Presented by the Insurance Agents & Brokers Liability Practice Group

Insurance Agents, Do Not Fail to Read This!

Edited by Timothy G. Ventura, Esq.

Clients will sue their insurance brokers when they find out their business interruption insurance does not cover the losses they incurred when their businesses were forced to close because of the COVID-19 pandemic. Insurance brokers will wonder how it is they can be responsible for the clients’ failure to read their insurance policy. The problem is that New Jersey, like several other states, does not impose that duty on insureds and does not allow the broker to assert a comparative negligence defense based on the client’s failure to read the policy.

The defense of comparative negligence, based on the insured’s failure to read the policy, is generally not available to defendants in professional negligence cases in New Jersey. Aden v. Fortsch, 169 N.J. 64 (2001). In Conklin v. Hannock Weisman, 145 N.J. 395 (1996), a legal malpractice case, the New Jersey Supreme Court held that: “When the duty of the professional encompasses the protection of the client from the self-inflicted harm, the infliction of the harm is not be regarded as contributory negligence on the part of the client.” These holdings are consistent with the trend in New Jersey against allowing the assertion of comparative negligence in professional malpractice cases. See, e.g., Tobia v. Cooper Medical Center, 136 N.J. 335 (1994) (“When a tortfeasor’s duty includes exercise of reasonable care to prevent a party from engaging in self-damaging conduct, contributory negligence is barred as a defense.”); Bryant v. Calantone, 286 N.J. Super. 362 (App. Div. 1996) (plaintiff’s conduct did not constitute negligence in suit against design professionals); Pressler, Current N.J. Court Rules, comment 8.6 on R. 4:5-4 (commenting that comparative negligence defense is “not chargeable where the attorney’s obligation was to protect the client from the self-inflicted harm that ensued.”).

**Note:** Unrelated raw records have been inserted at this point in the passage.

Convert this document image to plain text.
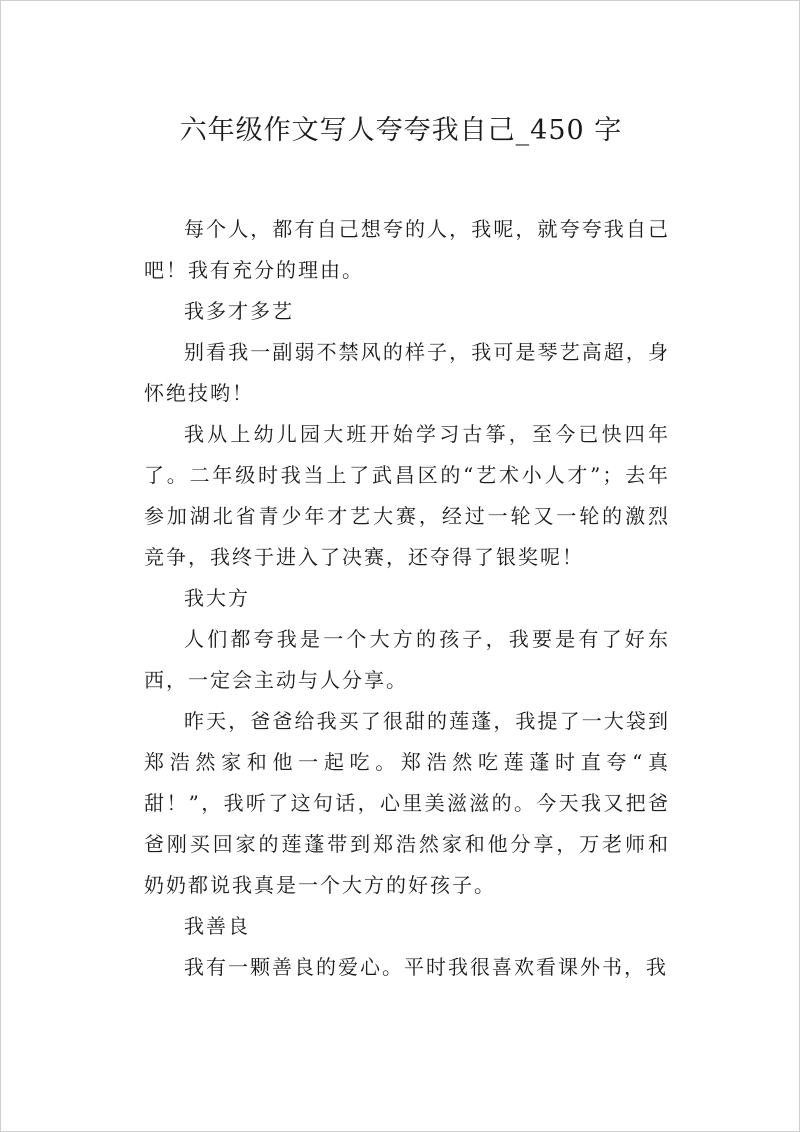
六年级作文写人夸夸我自己_450 字

每个人，都有自己想夸的人，我呢，就夸夸我自己吧！我有充分的理由。

我多才多艺

别看我一副弱不禁风的样子，我可是琴艺高超，身怀绝技哟！

我从上幼儿园大班开始学习古筝，至今已快四年了。二年级时我当上了武昌区的“艺术小人才”；去年参加湖北省青少年才艺大赛，经过一轮又一轮的激烈竞争，我终于进入了决赛，还夺得了银奖呢！

我大方

人们都夸我是一个大方的孩子，我要是有了好东西，一定会主动与人分享。

昨天，爸爸给我买了很甜的莲蓬，我提了一大袋到郑浩然家和他一起吃。郑浩然吃莲蓬时直夸“真甜！”，我听了这句话，心里美滋滋的。今天我又把爸爸刚买回家的莲蓬带到郑浩然家和他分享，万老师和奶奶都说我真是一个大方的好孩子。

我善良

我有一颗善良的爱心。平时我很喜欢看课外书，我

Comparative negligence can be a defense in professional malpractice claims in which the client’s alleged negligence contributed to or affected the professional’s failure to perform according to the standard of care of the profession. Aden v. Fortsch, supra. at 77; See also Scioto Memorial Hospital Association v. Price Waterhouse, 74 Ohio, St. 3d 474 (Ohio 1996) (holding that in accounting malpractice claims, comparative negligence may be applied only to negligent acts of a client that contribute to the accountant’s failure to perform according to the standards of the accounting profession.)

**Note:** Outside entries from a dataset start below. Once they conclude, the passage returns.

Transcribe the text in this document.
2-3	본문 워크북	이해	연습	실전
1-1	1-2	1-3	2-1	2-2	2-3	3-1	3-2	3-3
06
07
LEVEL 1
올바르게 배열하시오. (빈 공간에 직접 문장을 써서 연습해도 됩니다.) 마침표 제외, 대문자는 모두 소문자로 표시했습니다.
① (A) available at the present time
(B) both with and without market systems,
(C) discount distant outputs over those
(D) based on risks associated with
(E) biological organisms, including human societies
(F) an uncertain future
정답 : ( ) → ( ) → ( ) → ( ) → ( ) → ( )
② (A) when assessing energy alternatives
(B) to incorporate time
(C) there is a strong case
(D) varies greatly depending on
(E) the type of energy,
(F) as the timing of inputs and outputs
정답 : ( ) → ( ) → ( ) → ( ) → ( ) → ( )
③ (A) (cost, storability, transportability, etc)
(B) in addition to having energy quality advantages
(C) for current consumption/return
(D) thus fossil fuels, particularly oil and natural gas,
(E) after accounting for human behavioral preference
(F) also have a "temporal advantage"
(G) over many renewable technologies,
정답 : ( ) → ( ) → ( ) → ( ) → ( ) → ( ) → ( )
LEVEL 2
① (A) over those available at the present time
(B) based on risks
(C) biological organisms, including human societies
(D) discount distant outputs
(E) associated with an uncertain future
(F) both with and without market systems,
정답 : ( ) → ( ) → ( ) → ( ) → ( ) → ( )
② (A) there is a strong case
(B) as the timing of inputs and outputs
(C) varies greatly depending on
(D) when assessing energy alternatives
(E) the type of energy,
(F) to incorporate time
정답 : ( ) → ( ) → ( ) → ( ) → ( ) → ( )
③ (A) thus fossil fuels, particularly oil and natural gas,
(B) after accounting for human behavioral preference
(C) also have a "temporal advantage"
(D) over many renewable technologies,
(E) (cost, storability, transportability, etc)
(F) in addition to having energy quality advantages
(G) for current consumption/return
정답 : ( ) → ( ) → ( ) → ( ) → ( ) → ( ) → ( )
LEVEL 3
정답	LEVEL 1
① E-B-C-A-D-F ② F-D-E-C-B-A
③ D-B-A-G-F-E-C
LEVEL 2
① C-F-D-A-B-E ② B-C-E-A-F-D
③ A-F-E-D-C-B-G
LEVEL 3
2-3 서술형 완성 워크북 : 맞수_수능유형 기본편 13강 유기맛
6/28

In Aden v. Fortsch, the New Jersey Supreme Court held that a broker could not assert the comparative negligence of the insured for failing to read an insurance policy. The insured admitted, during the trial, that he did not read the policy obtained by the broker. The Supreme Court reasoned that the insured is entitled to assume that the broker obtained the appropriate coverage and had no duty to read the policy. The dissent argued that the holding “relieves an insured from having to take the minimal step of reviewing a policy one- or two-page declaration sheet to avoid the kinds of injuries that occurred here. The majority’s approach also dilutes the significance of a legion of cases in which the courts have stressed the importance of having insurance policies written in clear, straightforward terms to aid policy holders in reading and understanding them.”

The majority in Aden added two caveats. The first is that, unlike a broker, an insurance company can assert the comparative negligence of the insured for not reading the policy. Second, the majority held: “Our disposition does not prevent insurance brokers from contending during trial that an insured’s failure to read the policy severed the causal connection between the broker’s fault and the insured’s harm.” The effect of the holding is that claims against insurance brokers are an all-or-nothing situation. The holding prohibits the jury from allocating fault; the broker either pays everything or nothing, but there is no in between.

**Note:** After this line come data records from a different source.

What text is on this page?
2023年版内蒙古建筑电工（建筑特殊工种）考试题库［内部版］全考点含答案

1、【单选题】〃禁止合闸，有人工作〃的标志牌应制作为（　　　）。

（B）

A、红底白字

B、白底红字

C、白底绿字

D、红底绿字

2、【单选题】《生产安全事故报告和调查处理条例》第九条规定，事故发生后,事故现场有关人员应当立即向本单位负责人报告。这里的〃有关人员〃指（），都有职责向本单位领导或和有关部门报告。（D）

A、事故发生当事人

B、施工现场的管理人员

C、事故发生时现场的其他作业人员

Courts in the majority of other states have reached the opposite conclusion. For instance, in Martini v. Beaverton Insurance Agency, 314 Ore. 200 (1992), the Oregon Supreme Court held that a jury should be allowed to consider whether it was unreasonable for the insured not to read its policy.

The lesson is that states differ as to whether comparative negligence can be asserted against the insured for failing to read its policy. Aside from the state in which the suit is filed, the outcome can depend on whether it is the broker or the insurer asserting the comparative negligence of the insured.